À la suite du discours sanguinaire prononcé mardi par Donald Trump devant les soldats des forces spéciales à Fort Bragg – une déclaration de guerre ouverte au peuple américain –, le gouvernement américain accélère ses préparatifs en vue d'une violence militaire à grande échelle.
Le Washington Post a rapporté mercredi soir que Trump « est prêt à envoyer des troupes de la Garde nationale dans d'autres villes américaines si les manifestations contre les rafles d'immigrants s'étendent au-delà de Los Angeles, ont déclaré mercredi des responsables de l'administration, ouvrant potentiellement la voie à l'utilisation la plus importante de la force militaire sur le sol américain dans l'histoire moderne ».
Le Post a cité le témoignage du secrétaire à la Défense Pete Hegseth devant une commission de la Chambre des représentants, dans lequel il a déclaré : «Je pense que nous entrons dans une nouvelle phase, en particulier sous la présidence de Trump, qui met l'accent sur la sécurité intérieure, où la Garde nationale et les réserves deviennent un élément essentiel de la manière dont nous assurons cette sécurité. »
Dans deux jours seulement, samedi, 7000 soldats, appuyés par des centaines de chars, de véhicules blindés et d'hélicoptères, débarqueront à Washington DC pour un défilé militaire visant en apparence à marquer le 250e anniversaire de l'armée américaine, mais coïncidant avec le 79e anniversaire de Trump. Trump a ouvertement menacé d'utiliser la « force lourde » contre quiconque oserait manifester pendant l'événement, que ce soit de manière pacifique ou non.
Il existe un fossé énorme entre la réalité de la situation et la réponse des médias et du Parti démocrate. Si certains dirigeants démocrates ont reconnu que Trump menait une guerre contre les droits démocratiques et la Constitution, leurs actions restent totalement déconnectées de l'ampleur de la menace. Alors que Trump tient un discours de guerre civile et prépare la machine répressive de l'État, les démocrates répondent par des poursuites judiciaires et des platitudes.
Le gouverneur de Californie, Gavin Newsom, dans un discours télévisé mardi soir, a critiqué Trump pour avoir « arrêté des plongeurs, des jardiniers, des journaliers et des couturières » et a ajouté que ces déploiements constituaient « un abus de pouvoir flagrant de la part d'un président en exercice [...] un président qui ne veut être lié par aucune loi ni aucune constitution ».

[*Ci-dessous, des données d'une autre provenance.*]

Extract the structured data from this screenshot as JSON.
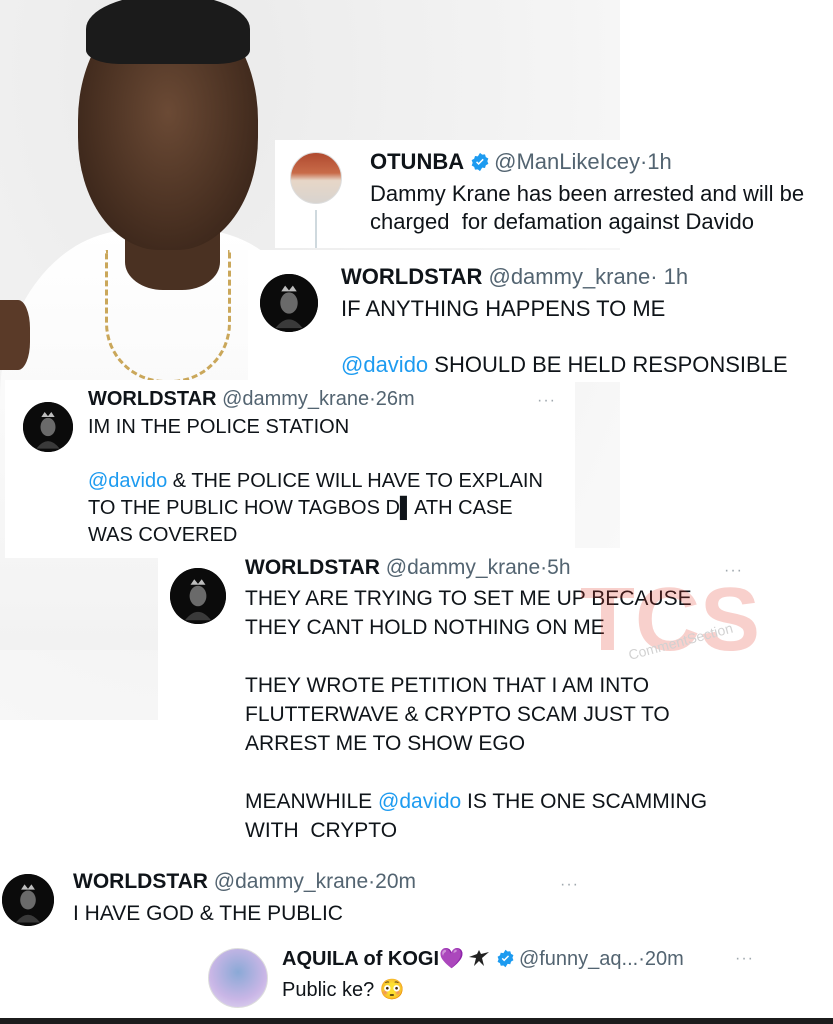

Newsom a conclu en soulignant que la proclamation de Trump prenant le contrôle de la Garde nationale « rendait cet ordre applicable à tous les États de cette nation. Cela nous concerne tous. Cela vous concerne. La Californie est peut-être la première, mais cela ne s'arrêtera clairement pas là ». Il a ajouté : « La démocratie est attaquée sous nos yeux : le moment que nous redoutions est arrivé. »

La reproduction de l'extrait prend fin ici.